Doch trotzdem starteten oder landeten im Jahr 2022 in der Nacht 873 Flugzeuge in Hamburg: Das ist ein Plus von circa 29 Prozent im Vergleich zum Vor-Corona-Jahr 2019 – und das trotz der „Pünktlichkeitsoffensive“, die 2016 von der Umweltbehörde ins Leben gerufen wurde und die Verspätungen, die für Starts und Landungen nach 23 Uhr verantwortlich sind, minimieren sollte.
„Inakzeptabel“: Fluglärmschutzbeauftragte kritisiert hohe Zahl an Nachtflügen
Die Zahl aus dem Jahr 2022 sei zwar „inakzeptabel“, wie Hamburgs Fluglärmschutzbeauftragte Gudrun Pieroh-Joußen der MOPO sagte – doch von einem Scheitern der Pünktlichkeitsoffensive möchte sie trotzdem nicht sprechen: „Viele der Probleme, die zu Verspätungen führten, waren durch die Airlines nicht vorhersehbar, wie zum Beispiel der Ukraine-Krieg, der den gesamten Luftverkehr im Osten Europas störte.
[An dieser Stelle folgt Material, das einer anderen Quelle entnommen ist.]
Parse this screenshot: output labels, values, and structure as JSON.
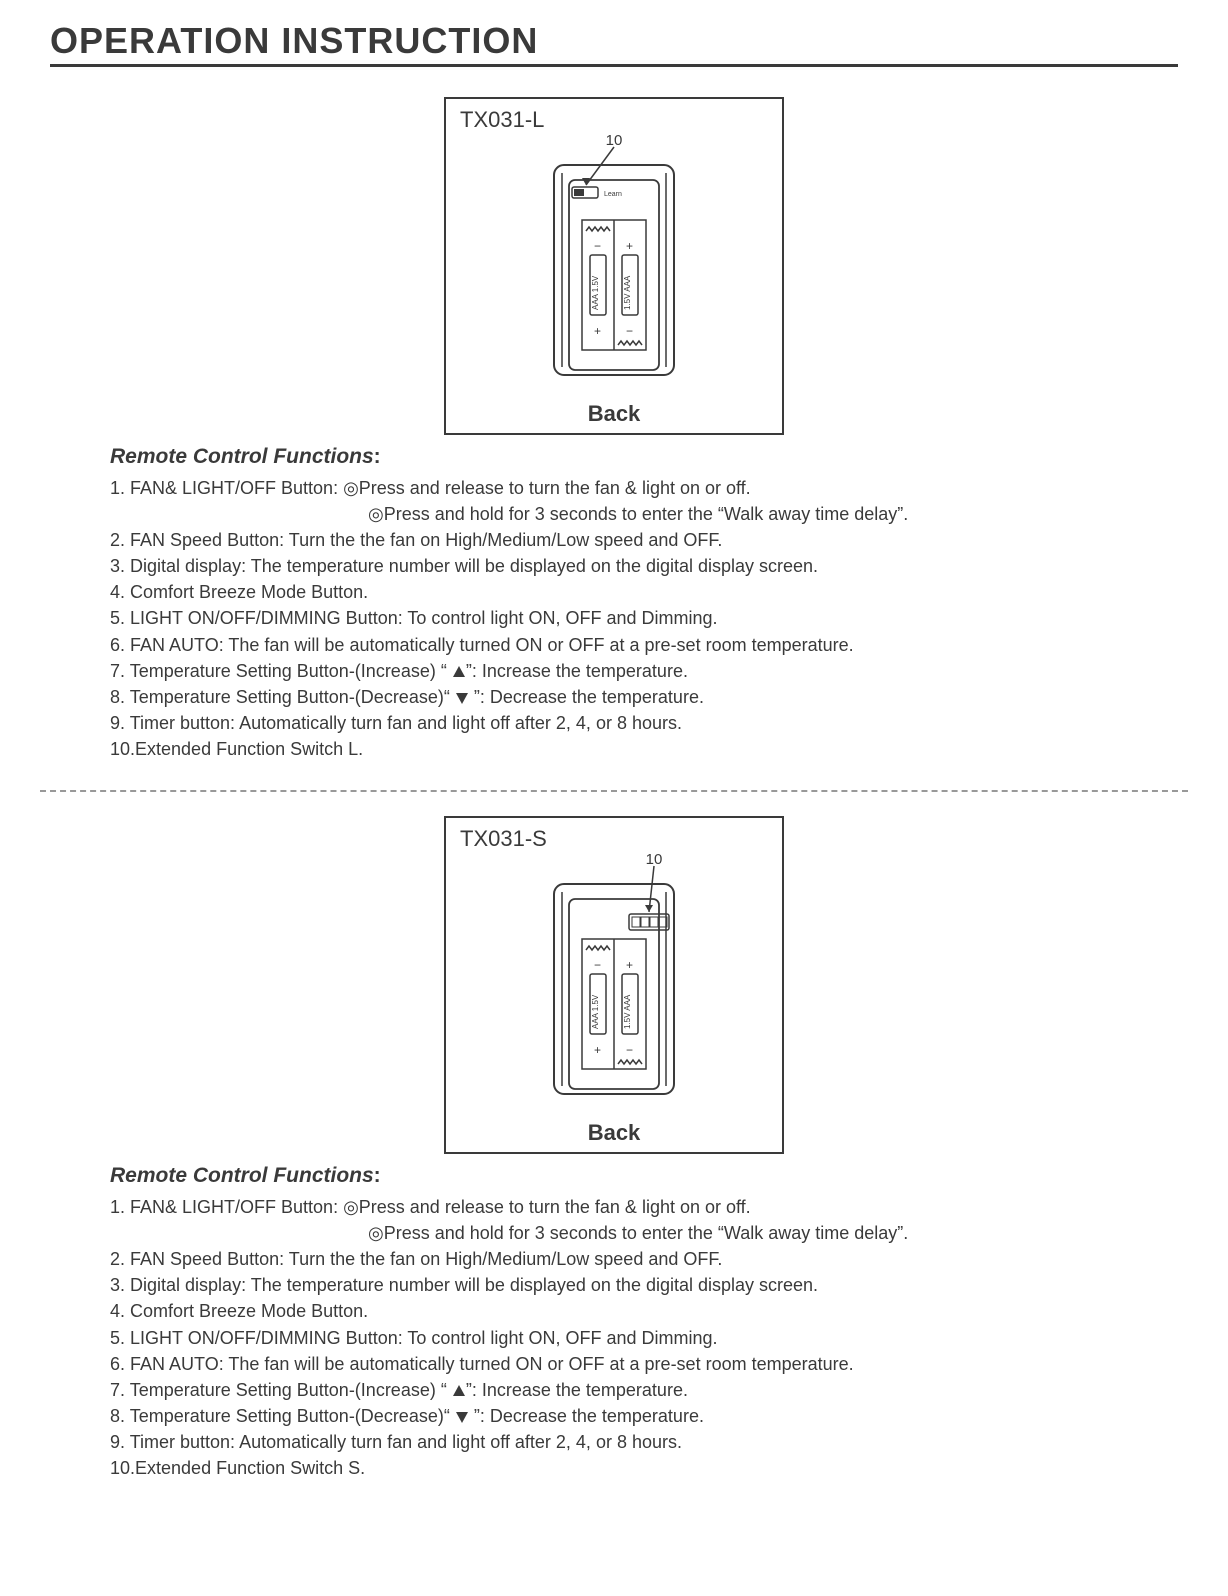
{
  "title": "OPERATION INSTRUCTION",
  "colors": {
    "line": "#3a3a3a",
    "bg": "#ffffff",
    "dash": "#999999"
  },
  "sections": [
    {
      "model": "TX031-L",
      "callout": "10",
      "back_label": "Back",
      "diagram": {
        "switch_position": "top-left",
        "battery_labels": [
          "AAA 1.5V",
          "1.5V AAA"
        ],
        "spring_count": 2
      },
      "heading": "Remote Control Functions",
      "lines": [
        {
          "text": "1. FAN& LIGHT/OFF Button: ◎Press and release to turn the fan & light on or off."
        },
        {
          "text": "◎Press and hold for 3 seconds to enter the “Walk away time delay”.",
          "indent": true
        },
        {
          "text": "2. FAN Speed Button: Turn the the fan on High/Medium/Low speed and OFF."
        },
        {
          "text": "3. Digital display: The temperature number will be displayed on the digital display screen."
        },
        {
          "text": "4. Comfort Breeze Mode Button."
        },
        {
          "text": "5. LIGHT ON/OFF/DIMMING Button: To control light ON, OFF and Dimming."
        },
        {
          "text": "6. FAN AUTO: The fan will be automatically turned ON or OFF at a pre-set room temperature."
        },
        {
          "text_pre": "7. Temperature Setting Button-(Increase) “ ",
          "sym": "up",
          "text_post": "”: Increase the temperature."
        },
        {
          "text_pre": "8. Temperature Setting Button-(Decrease)“ ",
          "sym": "down",
          "text_post": " ”: Decrease the temperature."
        },
        {
          "text": "9. Timer button: Automatically turn fan and light off after 2, 4, or 8 hours."
        },
        {
          "text": "10.Extended Function Switch L."
        }
      ]
    },
    {
      "model": "TX031-S",
      "callout": "10",
      "back_label": "Back",
      "diagram": {
        "switch_position": "top-right-dip",
        "battery_labels": [
          "AAA 1.5V",
          "1.5V AAA"
        ],
        "spring_count": 2
      },
      "heading": "Remote Control Functions",
      "lines": [
        {
          "text": "1. FAN& LIGHT/OFF Button: ◎Press and release to turn the fan & light on or off."
        },
        {
          "text": "◎Press and hold for 3 seconds to enter the “Walk away time delay”.",
          "indent": true
        },
        {
          "text": "2. FAN Speed Button: Turn the the fan on High/Medium/Low speed and OFF."
        },
        {
          "text": "3. Digital display: The temperature number will be displayed on the digital display screen."
        },
        {
          "text": "4. Comfort Breeze Mode Button."
        },
        {
          "text": "5. LIGHT ON/OFF/DIMMING Button: To control light ON, OFF and Dimming."
        },
        {
          "text": "6. FAN AUTO: The fan will be automatically turned ON or OFF at a pre-set room temperature."
        },
        {
          "text_pre": "7. Temperature Setting Button-(Increase) “ ",
          "sym": "up",
          "text_post": "”: Increase the temperature."
        },
        {
          "text_pre": "8. Temperature Setting Button-(Decrease)“ ",
          "sym": "down",
          "text_post": " ”: Decrease the temperature."
        },
        {
          "text": "9. Timer button: Automatically turn fan and light off after 2, 4, or 8 hours."
        },
        {
          "text": "10.Extended Function Switch S."
        }
      ]
    }
  ]
}
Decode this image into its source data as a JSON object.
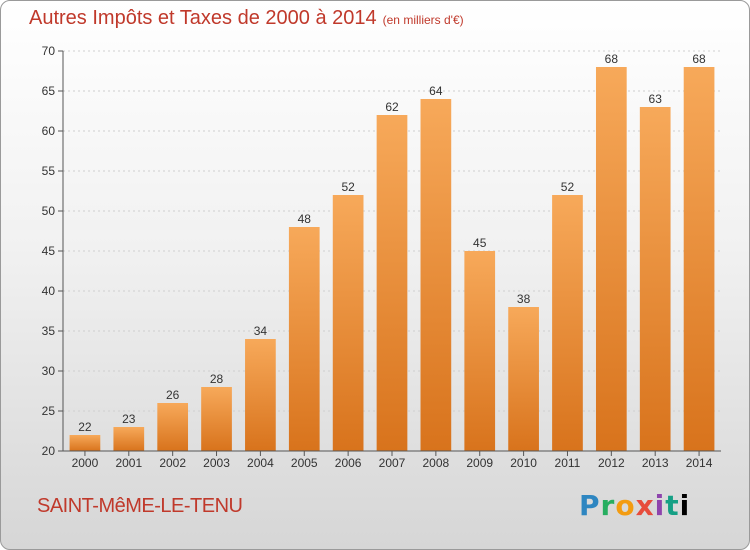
{
  "title": "Autres Impôts et Taxes de 2000 à 2014",
  "title_unit": "(en milliers d'€)",
  "footer_name": "SAINT-MêME-LE-TENU",
  "logo_text": "Proxiti",
  "colors": {
    "bar_top": "#f7a95a",
    "bar_bottom": "#d8731c",
    "title": "#c0392b",
    "text": "#333333"
  },
  "chart_data": {
    "type": "bar",
    "categories": [
      "2000",
      "2001",
      "2002",
      "2003",
      "2004",
      "2005",
      "2006",
      "2007",
      "2008",
      "2009",
      "2010",
      "2011",
      "2012",
      "2013",
      "2014"
    ],
    "values": [
      22,
      23,
      26,
      28,
      34,
      48,
      52,
      62,
      64,
      45,
      38,
      52,
      68,
      63,
      68
    ],
    "ylim": [
      20,
      70
    ],
    "yticks": [
      20,
      25,
      30,
      35,
      40,
      45,
      50,
      55,
      60,
      65,
      70
    ],
    "grid": true
  }
}
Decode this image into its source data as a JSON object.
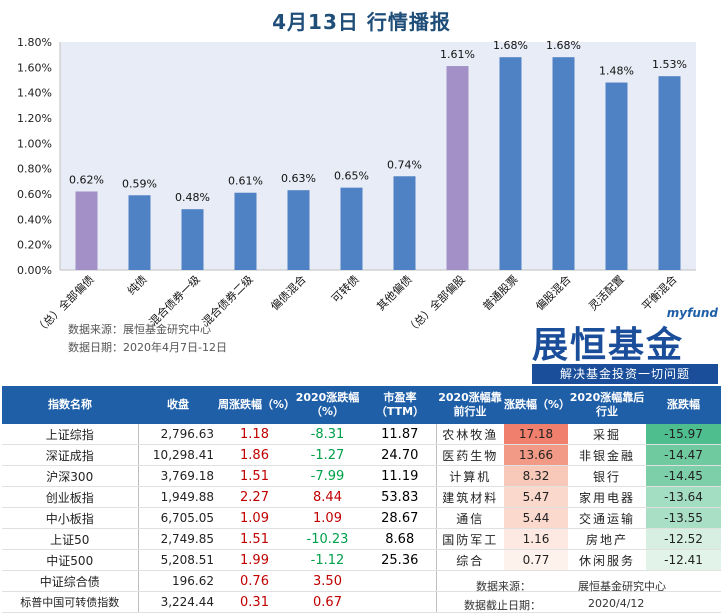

Auch die Auswirkungen des Personalmangels wurden unterschätzt.“
Amsterdam plant striktes Verbot von Nachtflügen
Die Betreiber des Amsterdamer Großflughafens Schiphol haben vor gut einer Woche verkündet, dass im Jahr 2025 dort ein allgemeines Nachtflugverbot eingeführt werden soll. „Zu lange haben wir nur an Wachstum gedacht und zu wenig an dessen Kosten“, sagte Flughafenchef Ruud Sondag.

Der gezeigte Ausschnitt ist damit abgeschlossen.